El reinado de la mentira

En la antigüedad el filósofo Diógenes emprendió un viaje  con un candil en la mano en busca de un hombre honrado. Posteriormente, Pascal se quejó de que la vida humana no es sino un engaño perpetuo y que las relaciones humanas se basan en el engaño recíproco.

Es bastante común escuchar mentir a funcionarios. En política la mentira se considera un recurso aceptable para obtener logros. Los abogados se preparan para sus defensas sabiendo que si fueran veraces perderían sus casos. La mentira impregna la sociedad humana desde las declaraciones, de impuestos hasta lo que se dice a los seres queridos. Lo mismo ocurre en el ámbito religioso, periodístico, educativo y deportivo.

La mentira es tan corriente que se ha convertido en casi una constante en el amor. En lugar de la sincera entrega y la devoción sacrificial predominan los recursos de Tartufo, hipócritas y ladinos. Las cosas llegan al punto que se pierde la idea existencial del amor y las relaciones entre sexos se convierten en una mascarada en donde una persona engaña y la otra sabe que está siendo engañada, pero, aún así, decide creer que todo es verdad. La falsedad constituye el telón de fondo sobre el que se destacan los muy ocasionales ejemplos de sinceridad.

¿Por qué los seres humanos parecen huir a la verdad? Existen dos razones esenciales: el orgullo y la pereza. El orgullo objeta a la verdad porque siempre pretende presentar una imagen más favorable de sí. Y la pereza la evita porque la verdad requiere y crea trabajo.
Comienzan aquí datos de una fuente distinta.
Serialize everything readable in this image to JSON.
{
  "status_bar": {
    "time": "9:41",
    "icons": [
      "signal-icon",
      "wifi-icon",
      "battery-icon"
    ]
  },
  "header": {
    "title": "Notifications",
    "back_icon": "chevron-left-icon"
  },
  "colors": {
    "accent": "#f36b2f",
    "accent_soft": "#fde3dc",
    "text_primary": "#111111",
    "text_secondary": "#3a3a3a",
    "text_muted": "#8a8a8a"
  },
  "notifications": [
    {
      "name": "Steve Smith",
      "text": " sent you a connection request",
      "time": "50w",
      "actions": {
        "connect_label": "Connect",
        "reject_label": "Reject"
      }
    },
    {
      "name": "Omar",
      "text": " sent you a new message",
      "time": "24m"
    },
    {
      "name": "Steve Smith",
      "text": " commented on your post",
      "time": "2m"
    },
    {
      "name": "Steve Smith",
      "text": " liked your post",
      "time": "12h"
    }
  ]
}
No obstante, el precio de evadir la verdad es enorme. La mentira destruye a quien la dice y a quien la escucha. Socava la confianza y trastorna las relaciones con Dios y con los demás.
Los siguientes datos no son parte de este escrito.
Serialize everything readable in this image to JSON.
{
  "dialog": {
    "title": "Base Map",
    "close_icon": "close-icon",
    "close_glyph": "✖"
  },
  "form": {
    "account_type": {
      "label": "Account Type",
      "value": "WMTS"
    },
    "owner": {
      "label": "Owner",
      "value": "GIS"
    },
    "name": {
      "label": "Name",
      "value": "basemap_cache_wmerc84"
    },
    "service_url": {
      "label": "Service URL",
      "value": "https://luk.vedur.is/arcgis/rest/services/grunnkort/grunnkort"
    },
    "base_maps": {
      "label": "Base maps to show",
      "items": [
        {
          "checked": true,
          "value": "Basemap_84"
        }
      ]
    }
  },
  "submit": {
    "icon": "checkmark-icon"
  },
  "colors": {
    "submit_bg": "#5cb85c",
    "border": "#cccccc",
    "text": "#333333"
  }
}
Mentir sale caro. Las mentiras tienen un efecto tremendamente destructivo para el ser. Tanto la salud mental como la espiritual dependen de nuestra disposición a decir la verdad. La salud mental es un continuo proceso de dedicación a la realidad, a toda costa.

La mentira es por sí misma una distorsión de la conciencia. Cuando los padres, por ejemplo, enseñan a sus hijos a decirles la verdad en tanto que ellos se dan el lujo de mentir sin reticencias, la contradicción termina por deformar la conciencia de la nueva generación y el engaño se hereda como práctica valedera.
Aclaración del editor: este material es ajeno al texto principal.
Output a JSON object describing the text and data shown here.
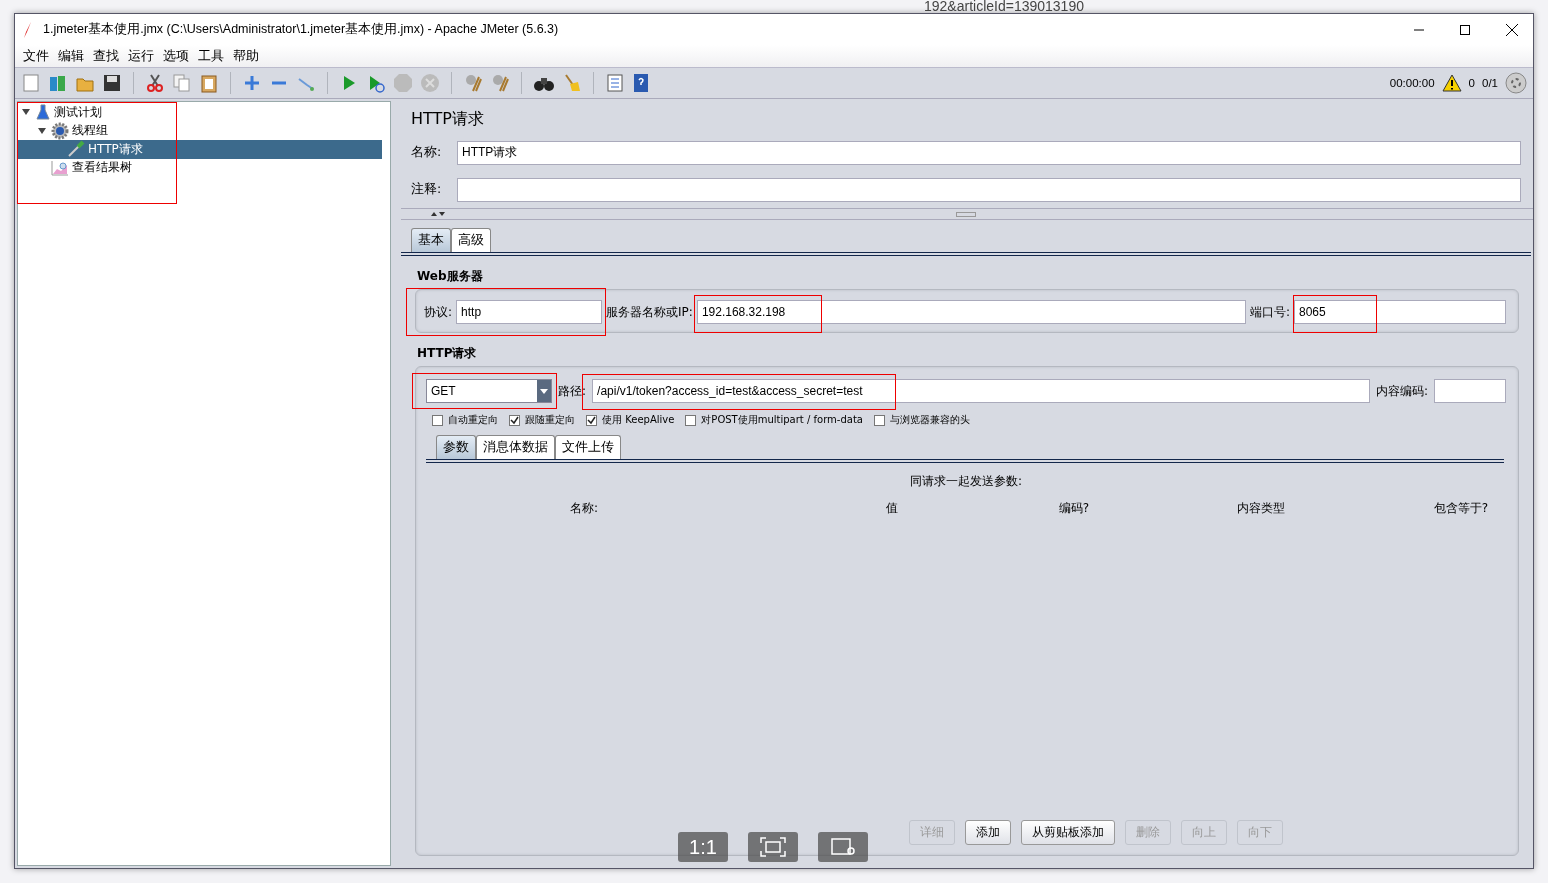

Sus mentes son atrofiadas por una forma de desprecio de la realidad que al contaminar la verdad les profana los espíritus.

La fidelidad a la verdad tiene mucho que ver con la dignidad humana. No es sólo que al obedecer a las evidencias de la verdad ningún ser humano será humillado, sino que sólo de ese modo será ennoblecido. Al decir la verdad nos hacemos reales. La verdad es el único estado en que vivimos de manera legítima y libre.

Es cierto que la verdad puede también causar dolor. Ésta es la razón por la que la verdad es la segunda palabra de la vida cristiana y no ha de administrarse por sí misma. La primera palabra es «gracia», y ella nos capacita para hacer frente a la verdad. Junto con el amor, la fe y la esperanza, la gracia y la verdad constituyen un fundamento lo suficientemente sólido como para hacer frente a la vida. La verdad no ha de aplicarse por sí misma, ni tampoco el amor. Estas dos realidades han de ir juntas. No son antitéticas. Más bien, el amor se regocija con la verdad. Cuando el amor y la verdad se mantienen juntos, nace la verdadera comunidad.